La version diffère chez Femme Fitness Laval inc., où la directrice Begum Ferdousi soutient que pour une raison qu’elle ignore, les demandes de prélèvement n’ont pas été autorisées.

Pauline Boucher, qui a tenté en vain d’obtenir justice auprès de la direction du centre de conditionnement physique, s’est tournée du côté de l’Office de protection du consommateur (OPC) pour porter plainte contre cette surfacturation qu’elle juge abusive et injustifiée.

6 700 $ en amendes

Il y a un mois, ce studio de santé, situé au 965, boulevard Curé-Labelle, et son ancien président, John Wheeler, étaient déclarés coupables des infractions portées contre eux, le 25 février 2008, en vertu de la Loi sur la protection du consommateur.

M. Wheeler et l’entreprise ont été respectivement condamnés à des amendes de 1 690 $ et de 5 010 $.

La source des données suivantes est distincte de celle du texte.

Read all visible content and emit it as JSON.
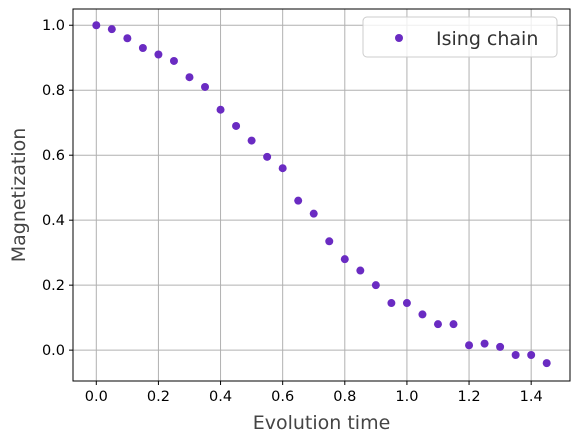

L’OPC reprochait à l’ancien propriétaire et à son centre de conditionnement physique d’avoir perçu les paiements de ses clients avant le début des services offerts. Par ailleurs, l’entreprise avait omis de rembourser les sommes dues aux consommateurs à la suite de la résiliation de certains contrats dans le délai prévu à la loi. Signalons ici que Femme Fitness Laval inc. est dirigée par une nouvelle administration depuis juin 2010.

Le porte-parole de l’Office, Jean-Jacques Préaux, ne peut pas dire si les consommateurs lésés, alors à l’origine de l’enquête, ont été ou non remboursés. «Ils doivent poursuivre eux-mêmes l’entreprise», dit-il, expliquant que les sommes versés par les contrevenants à la Loi sur la protection du consommateur vont directement au fonds consolidé. «On ne voit jamais la couleur de cet argent.»

En 2008-2009, selon le dernier rapport annuel disponible, l’OPC a distribué des amendes totalisant près des 600 000 $. «Au-delà d’une trentaine de plaintes ont été logées [contre ce studio de santé] depuis le début 2005», note M. Préaux.

Sur le site de l’OPC, sous l’onglet Renseignez-vous sur un commerçant, on apprend que 14 plaintes écrites ont été versées au profil de Femme Fitness Laval depuis les deux dernières années. Plus de la moitié ont été réglées à la satisfaction du consommateur, alors que six plaintes n’ont pas trouvé d’entente satisfaisante.